Unusually Aggressive Coyote Removed From Nehalem Bay State Park

Image provided by a visitor of a coyote that was acting aggressively June 21 at Nehalem Bay

Manzanita OR – Federal and state wildlife officials believe they have successfully removed an unusually aggressive coyote from Nehalem Bay State Park.

A family walking back to their campsite from the beach Thursday evening, June 21, encountered an aggressive coyote while on a park path. A five year old female was injured. She was treated at Seaside Providence Hospital and released. After the incident, three other visitors reported encounters with an aggressive coyote earlier the same evening, though none resulted in an injury.

Oregon State Police and Oregon Department of Fish and Wildlife joined state park staff at the site Thursday evening to investigate. They were unable to locate the animal that night, but met again the next morning to create a plan to find and remove the aggressive coyote from the park in cooperation with the U.S. Department of Agriculture Wildlife Services. Four USDA Wildlife Services Agents arrived Friday and identified an area of the park where coyotes were likely living. They set live traps and snares, and used imitation calls to attract coyotes. One 20-pound adult coyote responded to the call and was safely taken from the park by lethal means. A park visitor involved in one of the other coyote incidents from June 21 managed to take a photo of the aggressive animal, and it strongly resembles the coyote removed by the Wildlife Services Agents. No other coyotes were removed from the park.

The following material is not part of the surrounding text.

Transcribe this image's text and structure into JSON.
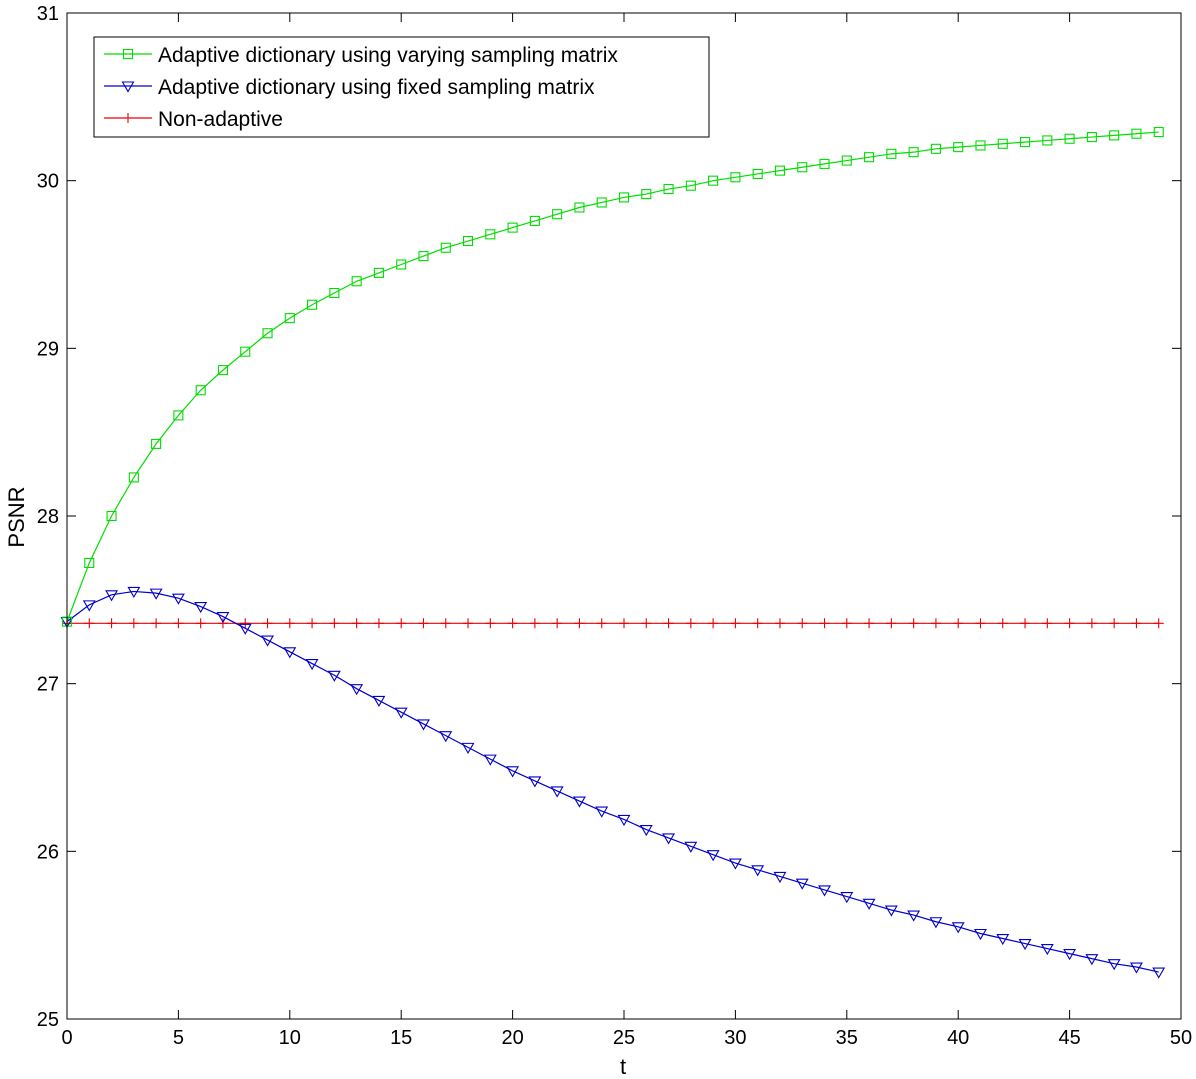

Oregon State University will conduct a necropsy on the coyote, including testing for evidence of disease and other ailments.

The four agencies–Oregon State Police, USDA Wildlife Services, Oregon Department of Fish and Wildlife and the Oregon Parks and Recreation Department–will continue to monitor animal behavior in the park and act to protect public safety if the aggressive behavior from coyotes occur. OPRD reminds visitors that parks are natural places, and to keep pets leashed, refrain from feeding animals, maintain a clean campsite, and promptly report all aggressive animal behavior to park staff.